Micromyx, Inc, 4717 Campus Drive, Kalamazoo, MI 49008, USA.
J Antimicrob Chemother. 2020 Aug 1;75(8):2149-2155. doi: 10.1093/jac/dkaa134.
Ibezapolstat (ACX-362E) is the first DNA polymerase IIIC inhibitor undergoing clinical development for the oral treatment of Clostridioides difficile infection (CDI).
In this study, the in vitro activity of ibezapolstat was evaluated against a panel of 104 isolates of C. difficile, including those with characterized ribotypes (e.g. 027 and 078) and those producing toxin A or B and was shown to have similar activity to those of comparators against these strains.
The overall MIC50/90 (mg/L) for ibezapolstat against evaluated C. difficile was 2/4, compared with 0.5/4 for metronidazole, 1/4 for vancomycin and 0.5/2 for fidaxomicin. In addition, the bactericidal activity of ibezapolstat was evaluated against actively growing C. difficile by determining the MBC against three C. difficile isolates. Time-kill kinetic assays were additionally performed against the three C. difficile isolates, with metronidazole and vancomycin as comparators.

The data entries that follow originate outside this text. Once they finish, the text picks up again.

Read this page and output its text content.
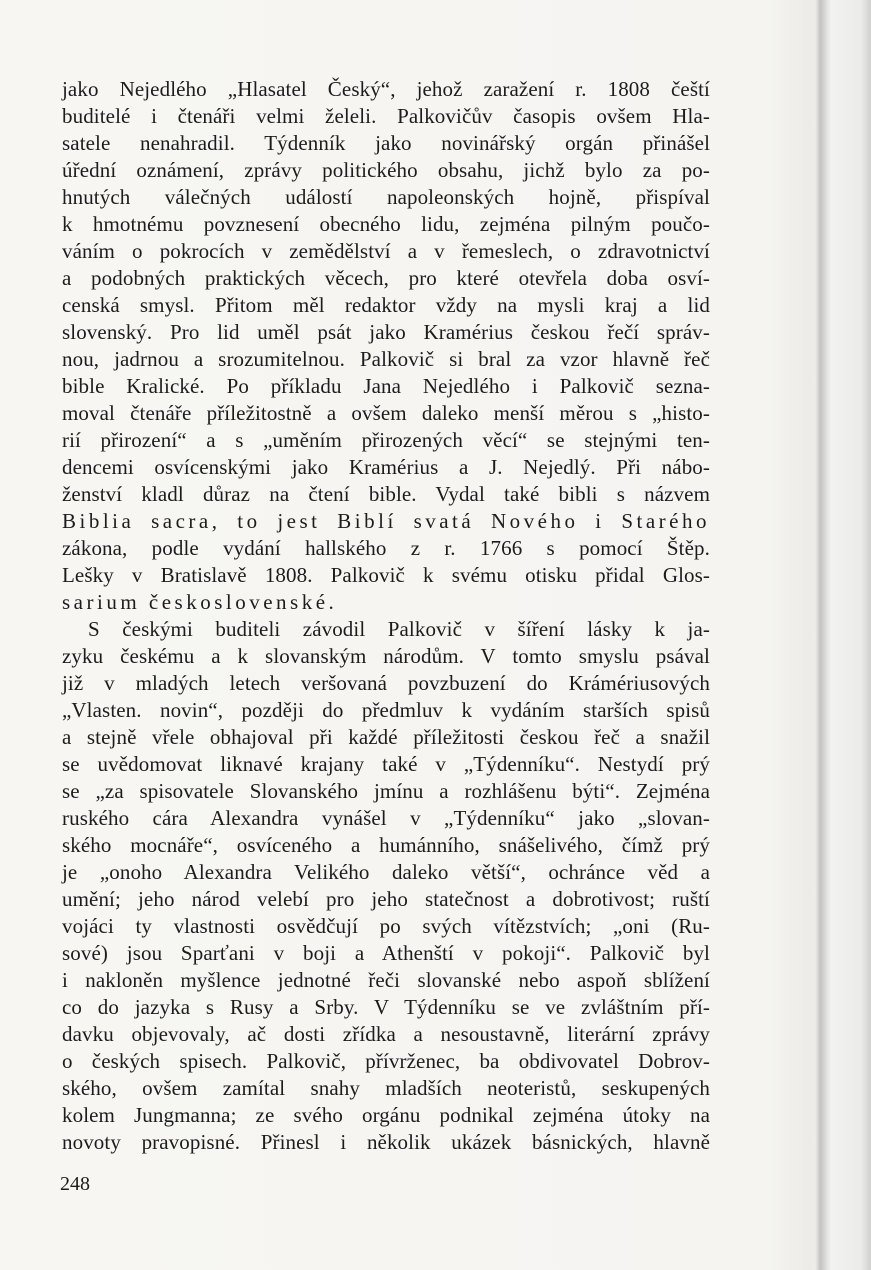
jako Nejedlého „Hlasatel Český“, jehož zaražení r. 1808 čeští
buditelé i čtenáři velmi želeli. Palkovičův časopis ovšem Hla-
satele nenahradil. Týdenník jako novinářský orgán přinášel
úřední oznámení, zprávy politického obsahu, jichž bylo za po-
hnutých válečných událostí napoleonských hojně, přispíval
k hmotnému povznesení obecného lidu, zejména pilným poučo-
váním o pokrocích v zemědělství a v řemeslech, o zdravotnictví
a podobných praktických věcech, pro které otevřela doba osví-
censká smysl. Přitom měl redaktor vždy na mysli kraj a lid
slovenský. Pro lid uměl psát jako Kramérius českou řečí správ-
nou, jadrnou a srozumitelnou. Palkovič si bral za vzor hlavně řeč
bible Kralické. Po příkladu Jana Nejedlého i Palkovič sezna-
moval čtenáře příležitostně a ovšem daleko menší měrou s „histo-
rií přirození“ a s „uměním přirozených věcí“ se stejnými ten-
dencemi osvícenskými jako Kramérius a J. Nejedlý. Při nábo-
ženství kladl důraz na čtení bible. Vydal také bibli s názvem
Biblia sacra, to jest Biblí svatá Nového i Starého
zákona, podle vydání hallského z r. 1766 s pomocí Štěp.
Lešky v Bratislavě 1808. Palkovič k svému otisku přidal Glos-
sarium československé.
S českými buditeli závodil Palkovič v šíření lásky k ja-
zyku českému a k slovanským národům. V tomto smyslu psával
již v mladých letech veršovaná povzbuzení do Krámériusových
„Vlasten. novin“, později do předmluv k vydáním starších spisů
a stejně vřele obhajoval při každé příležitosti českou řeč a snažil
se uvědomovat liknavé krajany také v „Týdenníku“. Nestydí prý
se „za spisovatele Slovanského jmínu a rozhlášenu býti“. Zejména
ruského cára Alexandra vynášel v „Týdenníku“ jako „slovan-
ského mocnáře“, osvíceného a humánního, snášelivého, čímž prý
je „onoho Alexandra Velikého daleko větší“, ochránce věd a
umění; jeho národ velebí pro jeho statečnost a dobrotivost; ruští
vojáci ty vlastnosti osvědčují po svých vítězstvích; „oni (Ru-
sové) jsou Sparťani v boji a Athenští v pokoji“. Palkovič byl
i nakloněn myšlence jednotné řeči slovanské nebo aspoň sblížení
co do jazyka s Rusy a Srby. V Týdenníku se ve zvláštním pří-
davku objevovaly, ač dosti zřídka a nesoustavně, literární zprávy
o českých spisech. Palkovič, přívrženec, ba obdivovatel Dobrov-
ského, ovšem zamítal snahy mladších neoteristů, seskupených
kolem Jungmanna; ze svého orgánu podnikal zejména útoky na
novoty pravopisné. Přinesl i několik ukázek básnických, hlavně
248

The killing of C. difficile by ibezapolstat was observed to occur at concentrations similar to its MIC, as demonstrated by MBC:MIC ratios and reflected in time-kill kinetic assays. This activity highlights the therapeutic potential of ibezapolstat for the treatment of CDI.

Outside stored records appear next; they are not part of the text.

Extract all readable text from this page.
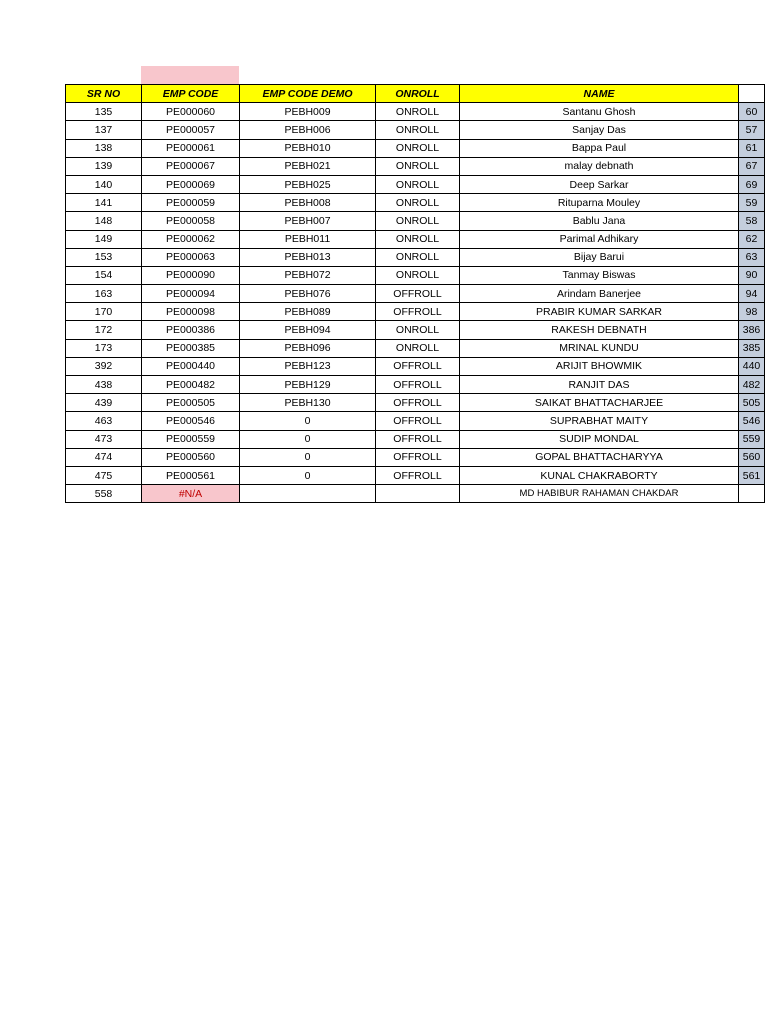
SR NO	EMP CODE	EMP CODE DEMO	ONROLL	NAME	
135	PE000060	PEBH009	ONROLL	Santanu Ghosh	60
137	PE000057	PEBH006	ONROLL	Sanjay Das	57
138	PE000061	PEBH010	ONROLL	Bappa Paul	61
139	PE000067	PEBH021	ONROLL	malay debnath	67
140	PE000069	PEBH025	ONROLL	Deep Sarkar	69
141	PE000059	PEBH008	ONROLL	Rituparna Mouley	59
148	PE000058	PEBH007	ONROLL	Bablu Jana	58
149	PE000062	PEBH011	ONROLL	Parimal Adhikary	62
153	PE000063	PEBH013	ONROLL	Bijay Barui	63
154	PE000090	PEBH072	ONROLL	Tanmay Biswas	90
163	PE000094	PEBH076	OFFROLL	Arindam Banerjee	94
170	PE000098	PEBH089	OFFROLL	PRABIR KUMAR SARKAR	98
172	PE000386	PEBH094	ONROLL	RAKESH DEBNATH	386
173	PE000385	PEBH096	ONROLL	MRINAL KUNDU	385
392	PE000440	PEBH123	OFFROLL	ARIJIT BHOWMIK	440
438	PE000482	PEBH129	OFFROLL	RANJIT DAS	482
439	PE000505	PEBH130	OFFROLL	SAIKAT BHATTACHARJEE	505
463	PE000546	0	OFFROLL	SUPRABHAT MAITY	546
473	PE000559	0	OFFROLL	SUDIP MONDAL	559
474	PE000560	0	OFFROLL	GOPAL BHATTACHARYYA	560
475	PE000561	0	OFFROLL	KUNAL CHAKRABORTY	561
558	#N/A			MD HABIBUR RAHAMAN CHAKDAR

Ibezapolstat(ACX-362E)是首个正在开发用于治疗艰难梭菌感染(CDI)的口服药物的 DNA 聚合酶 IIIIC 抑制剂。
在这项研究中,评估了 Ibezapolstat 对包括具有特征性核糖体分型(例如 027 和 078)和产生毒素 A 或 B 的 104 株艰难梭菌分离株的体外活性,其对这些菌株的活性与比较剂相似。
评估的艰难梭菌对 Ibezapolstat 的总体 MIC50/90(mg/L)为 2/4,而甲硝唑为 0.5/4,万古霉素为 1/4,非达霉素为 0.5/2。此外,通过确定针对三种艰难梭菌分离株的 MBC 来评估 Ibezapolstat 对生长中的艰难梭菌的杀菌活性。还针对三种艰难梭菌分离株进行了时间杀伤动力学测定,以甲硝唑和万古霉素作为对照。
MBC:MIC 比值和时间杀伤动力学测定表明,Ibezapolstat 对艰难梭菌的杀灭作用发生在与其 MIC 相似的浓度下。这种活性突出了 Ibezapolstat 治疗 CDI 的治疗潜力。